If you wear contacts and your eye turns red, removing the lens is the first step. If the redness doesn’t clear within a few hours, or if it came with pain or blurred vision, the lens may have caused a scratch or infection on the cornea that needs treatment.
Painful Redness: When It’s More Serious
Most red eyes are painless or mildly uncomfortable. Pain changes the picture. These conditions pair redness with significant pain and often reduced vision.

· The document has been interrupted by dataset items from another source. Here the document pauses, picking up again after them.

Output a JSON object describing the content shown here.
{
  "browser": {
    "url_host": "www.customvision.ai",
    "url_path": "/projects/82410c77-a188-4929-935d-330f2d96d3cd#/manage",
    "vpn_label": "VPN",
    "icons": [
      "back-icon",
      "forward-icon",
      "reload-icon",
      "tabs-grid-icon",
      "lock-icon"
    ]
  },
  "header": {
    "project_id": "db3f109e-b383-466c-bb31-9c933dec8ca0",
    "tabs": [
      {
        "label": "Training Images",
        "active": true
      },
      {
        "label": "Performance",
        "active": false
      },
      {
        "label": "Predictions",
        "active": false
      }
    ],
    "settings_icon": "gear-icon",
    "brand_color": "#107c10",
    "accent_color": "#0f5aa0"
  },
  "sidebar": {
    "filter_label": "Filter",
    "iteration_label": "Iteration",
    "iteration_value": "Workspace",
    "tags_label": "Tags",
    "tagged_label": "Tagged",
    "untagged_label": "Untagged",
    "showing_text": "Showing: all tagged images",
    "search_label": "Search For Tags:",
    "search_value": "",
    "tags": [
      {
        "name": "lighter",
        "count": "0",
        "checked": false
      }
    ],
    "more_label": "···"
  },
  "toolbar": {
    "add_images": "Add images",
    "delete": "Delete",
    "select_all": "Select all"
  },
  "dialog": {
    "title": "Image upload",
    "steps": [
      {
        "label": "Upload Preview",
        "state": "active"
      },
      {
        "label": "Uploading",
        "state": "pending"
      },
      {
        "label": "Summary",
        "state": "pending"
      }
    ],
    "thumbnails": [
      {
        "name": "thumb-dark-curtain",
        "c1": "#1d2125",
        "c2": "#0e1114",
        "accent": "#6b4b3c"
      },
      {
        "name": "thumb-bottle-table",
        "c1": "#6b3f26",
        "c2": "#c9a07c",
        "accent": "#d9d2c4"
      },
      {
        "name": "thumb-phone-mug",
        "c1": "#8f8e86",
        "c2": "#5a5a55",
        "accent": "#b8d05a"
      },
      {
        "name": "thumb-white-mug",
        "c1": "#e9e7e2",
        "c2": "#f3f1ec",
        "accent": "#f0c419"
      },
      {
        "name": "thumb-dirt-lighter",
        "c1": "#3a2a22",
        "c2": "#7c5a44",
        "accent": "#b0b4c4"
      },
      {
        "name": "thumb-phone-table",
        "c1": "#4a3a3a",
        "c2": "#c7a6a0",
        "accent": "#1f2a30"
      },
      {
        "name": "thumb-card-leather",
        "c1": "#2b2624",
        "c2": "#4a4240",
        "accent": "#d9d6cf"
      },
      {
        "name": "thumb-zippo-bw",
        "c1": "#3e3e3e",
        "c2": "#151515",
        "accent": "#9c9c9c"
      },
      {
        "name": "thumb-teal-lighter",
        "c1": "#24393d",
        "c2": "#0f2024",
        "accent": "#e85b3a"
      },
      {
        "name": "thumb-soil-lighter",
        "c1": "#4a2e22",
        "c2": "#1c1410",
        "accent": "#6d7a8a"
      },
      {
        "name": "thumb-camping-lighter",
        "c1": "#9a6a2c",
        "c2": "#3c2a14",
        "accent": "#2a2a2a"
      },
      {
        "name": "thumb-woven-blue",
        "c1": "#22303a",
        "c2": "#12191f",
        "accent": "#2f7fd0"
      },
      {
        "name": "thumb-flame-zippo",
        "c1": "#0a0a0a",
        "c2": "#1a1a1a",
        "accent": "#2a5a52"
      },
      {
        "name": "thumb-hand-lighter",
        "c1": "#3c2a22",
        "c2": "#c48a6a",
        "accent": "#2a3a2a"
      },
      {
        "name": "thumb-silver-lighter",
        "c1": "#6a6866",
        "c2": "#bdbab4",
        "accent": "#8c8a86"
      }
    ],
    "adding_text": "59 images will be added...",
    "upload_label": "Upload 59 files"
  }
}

A corneal abrasion, essentially a scratch on the surface of the eye, causes sharp pain, tearing, and light sensitivity. This commonly happens from a fingernail, a tree branch, or a piece of debris. Vision may be blurry if the scratch sits near the center of the cornea.
Iritis (inflammation of the colored part of the eye) produces a constant, deep ache that can radiate into the brow and temple. The eye is red, sensitive to light, and vision is often noticeably dimmer. Scleritis, inflammation of the tough white wall of the eye itself, causes a severe, boring pain that worsens with eye movement and can intensify at night. Left untreated, scleritis can cause permanent vision loss.
Acute angle-closure glaucoma is rare but urgent. It causes sudden, severe throbbing pain in one eye along with a dramatic drop in vision. The cornea may look hazy or steamy. Some people also experience nausea, headache, or see halos around lights. This is a medical emergency requiring same-day treatment to prevent irreversible damage.
Red Flags That Need Prompt Attention
A red eye that is painless, has no discharge, and doesn’t affect your vision will almost always resolve on its own. But certain symptoms in combination with redness warrant a same-day or next-day visit to an eye care provider:
- Significant pain, not just mild irritation but a deep ache or sharp, persistent discomfort
- Reduced or blurry vision that doesn’t clear with blinking
- Sensitivity to light strong enough to make you squint or avoid well-lit rooms
- A pupil that looks irregular or a different size than the other eye
- Recent eye surgery or trauma, especially redness appearing 7 to 10 days after cataract surgery, which could signal a serious internal infection
- Redness that doesn’t improve after a week, or gets steadily worse over several days
Flashing lights, a sudden shower of new floaters, or a dark shadow creeping across your vision alongside a red eye could point to a retinal detachment, which needs evaluation within 24 hours even if the eye itself isn’t painful.
Simple Causes Worth Ruling Out
Before assuming the worst, consider the mundane triggers that account for most red eyes. Smoke, chlorine from swimming, dust, wind, lack of sleep, alcohol, and even a particularly forceful sneeze can temporarily redden the eye. Blepharitis, a chronic low-grade inflammation along the eyelid margin, is another extremely common cause of persistent mild redness and irritation. It often presents as crusty, flaky skin at the base of the eyelashes and responds well to warm compresses and gentle lid hygiene.
Episcleritis, inflammation of the thin tissue layer just over the white of the eye, causes a localized patch of redness with little or no pain. It looks concerning but typically resolves on its own without treatment, similar to a subconjunctival hemorrhage but with a slightly pinkish rather than bright red appearance.